McConnell Reservist devotes his off time to special medical missions

  • Published
  • By Capt. Emily Alley, Tech. Sgt. Abigail Klein
  • 931st Air Refueling Wing Public Affairs

Maj. Leo Romero, 905th Air Refueling Squadron, Chief of Tactics, is a busy guy. But he makes time to fly special missions, when he can.

“Back in 2016 one of my friends knew someone who had a daughter, she was 11 or 12, with a heart condition,” Romero recalls. “She needed open heart surgery in Denver.”

Medical specialists are often geographically separated from the patients who need them. The drive is often long, isolated, or impractical. In the case of the girl with the heart condition, the doctor recommended against a commercial flight.

Romero agreed to fly the family to the medical appointment.

“Afterward, the dad asked what he owed me. I told him, ‘you’re good, man’.”

The cost of a pilot is one expense, but the flight also includes things like fuel and aircraft availability.

“It’s rewarding,” said Romero. “I’m blessed to have this skillset; I have my own airplane.”

He describes his private twin-engine aircraft as ideal: it’s large enough to comfortably seat six people, with doors that easily allow passengers to board.

Most recently, he flew a young boy with scoliosis to see a specialist for back surgery.
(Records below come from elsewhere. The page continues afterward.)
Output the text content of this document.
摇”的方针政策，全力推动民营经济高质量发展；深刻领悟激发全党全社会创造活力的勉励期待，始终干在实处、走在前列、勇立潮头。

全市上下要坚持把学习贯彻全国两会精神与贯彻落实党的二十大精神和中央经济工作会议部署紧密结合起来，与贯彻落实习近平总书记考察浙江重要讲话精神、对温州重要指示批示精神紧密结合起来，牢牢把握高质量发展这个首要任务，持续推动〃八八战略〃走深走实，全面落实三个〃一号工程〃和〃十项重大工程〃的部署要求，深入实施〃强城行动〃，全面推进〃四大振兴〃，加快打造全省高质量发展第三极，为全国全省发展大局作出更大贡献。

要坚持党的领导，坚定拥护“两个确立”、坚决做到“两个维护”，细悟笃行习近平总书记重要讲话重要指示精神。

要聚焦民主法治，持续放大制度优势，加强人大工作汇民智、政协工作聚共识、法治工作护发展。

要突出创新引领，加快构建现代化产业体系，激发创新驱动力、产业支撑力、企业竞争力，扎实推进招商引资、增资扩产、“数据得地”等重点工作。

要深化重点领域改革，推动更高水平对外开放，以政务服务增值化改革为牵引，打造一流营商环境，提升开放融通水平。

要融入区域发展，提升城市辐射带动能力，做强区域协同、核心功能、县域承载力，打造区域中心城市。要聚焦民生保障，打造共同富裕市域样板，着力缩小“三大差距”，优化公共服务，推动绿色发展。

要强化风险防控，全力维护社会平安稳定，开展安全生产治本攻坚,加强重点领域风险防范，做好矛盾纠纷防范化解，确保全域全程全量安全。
The family had room to sit, while the boy lay across the back seats- an option they would not have had while flying commercially.

Romero describes each private philanthropic flight as a “mission.”

That type of logistical thinking also helps him as the Chief of Tactics in Air Force Reserve Command’s first KC-46 squadron. Romero is essentially tasked to write the rule book for tactics on this new aircraft, which is more than just a refueling tanker. He pulls out a set of colored markers from his pocket and draws diagrams on the surface of the table to explain his job.

“You have a takeoff and a landing, but that’s administrative,” explained Romero. “What can we do between those two things? You need perspective that allows you to push how you employ the aircraft.”

He does not, however, plan to include his philanthropic flights on his next Officer Performance Report.

“I think they like to see more tactics stuff,” Romero said.

He also does not plan to join one of the formal charities that volunteer to fly medical patients to appointments. The minimum time commitments are too demanding and do not fit his already-full schedule as both a civilian pilot and Traditional Reservist. However, he’s open to working with charities in the future and mentioned there are similar charities that fly animals. All of the philanthropic flights he’s performed so far have come from word-of-mouth requests through friends.

“Right now, it’s just me,” said Romero. “I feel very fortunate to have a career I’m passionate about and to use that passion to help others.”

The most powerful moment for him was August of 2022, when he landed at a small, rural airport and the entire community had arrived to welcome the sick child back home.

“The whole town came out to this little airport, the whole town was pulling for this kid,” Romero recalled. “The fire department was there. They made signs.”

Similarly, after flying his first patient in 2016, he happened to see the family about a year later at a wedding and they gave him a hug.

“The surgery was successful. It’s pretty rewarding.”

That attitude of service is not unusual for Romero, explained his fellow squadron member, Capt. Aaron Maurer.

“Leo’s always looking out for other people,” said Maurer. “He’s a great guy.”

Romero says that culture of service is what he would expect from anyone in his squadron.